ところが、経済産業省は、産業競争力強化法の「グレーゾーン解消制度」により、運転者が受け取る費用がガソリン代と高速道路料金などの実費での“相乗り″であれば合法だとしました。運転者と利用者をマッチングする場を提供するにすぎないとし、道路運送法の規制の対象外としたのです。安全性や利用者保護の担保がない事業に、国がお墨付きを与えました。一方、有償での輸送事業には、依然として業法の規制が及びます。
サンドボックス制度によって、この規制が正面突破され、営利目的での白タク事業の解禁につながりかねません。
携帯電話を活用したライドシェア事業は世界的に広がっていますが、ライドシェア運転者による事件や事故が世界各地で相次いでいます。ライドシェア最大手のウーバーは8年間で84カ国、632都市に進出しました。しかし、乱暴な経営姿勢に対し各国で市民が反発。ウーバーは次々に撤退を余儀なくされています。
欧州のほぼ全域で公然と営業できなくなった同社が“強い関心″を示しているのが、日本市場です。サンドボックス制度で白タクが解禁されれば、タクシー産業と労働者への影響は甚大です。業界の健全な発展や、利用者が安全・安心して利用できる土台を根本から崩すことになります。
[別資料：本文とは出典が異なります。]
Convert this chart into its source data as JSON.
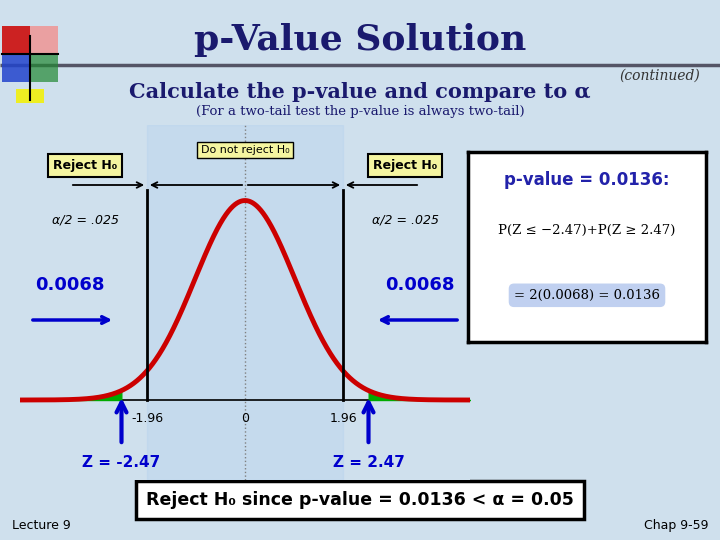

笠井議員は、4月11日の衆議院経済産業委員会で、雇用や労働に関わる分野も対象に含まれるかどうか質問。世耕経産相は、「排除されない」と答弁しました。サンドボックス制度を活用すれば、労働法制の規制をとりはずすことが可能というわけです。
安倍政権は、新技術に対応して変化する産業構造に合わせ、就業構造も変えようとしています。
安倍政権の成長戦略「未来投資戦略2017」は、「人づくり革命」として「雇用関係によらない働き方」の実現を盛り込みました。その具体例としてフリーランスや請負などが挙がっています。フリーランスは、企業と雇用契約を結ばないので、労働時間や最低賃金、残業代、有給休暇など、労働法制の対象から外れています。サンドボックス制度は、フリーランスの働き方を加速させる危険があります。
ドイツでは、連邦労働社会省が「労働4・0」白書を取りまとめ、技術革新を良質な雇用に結びつけるための検討に取り組んでいます。この方向にこそ進むべきです。
企業のため日本を“世界の実験場″に
政府は、サンドボックス制度を利用し、海外企業を誘致することを狙っています。
昨年11月の未来投資会議の会合では、政府は、アフリカ諸国で小型無人機ドローンの実証を、海外企業を誘致しながら進めている事例を持ち出し、「世界の実験場としての地位を確立」していると評価。日本も早急な対応を行うよう提起しました。法案に対する衆議院経済産業委員会の付帯決議には、海外企業の実証実験を誘致するため「外国での広報活動にも積極的に取り組むこと」が盛り込まれました。
海外企業誘致のために、日本を「世界の実験場」とする魂胆です。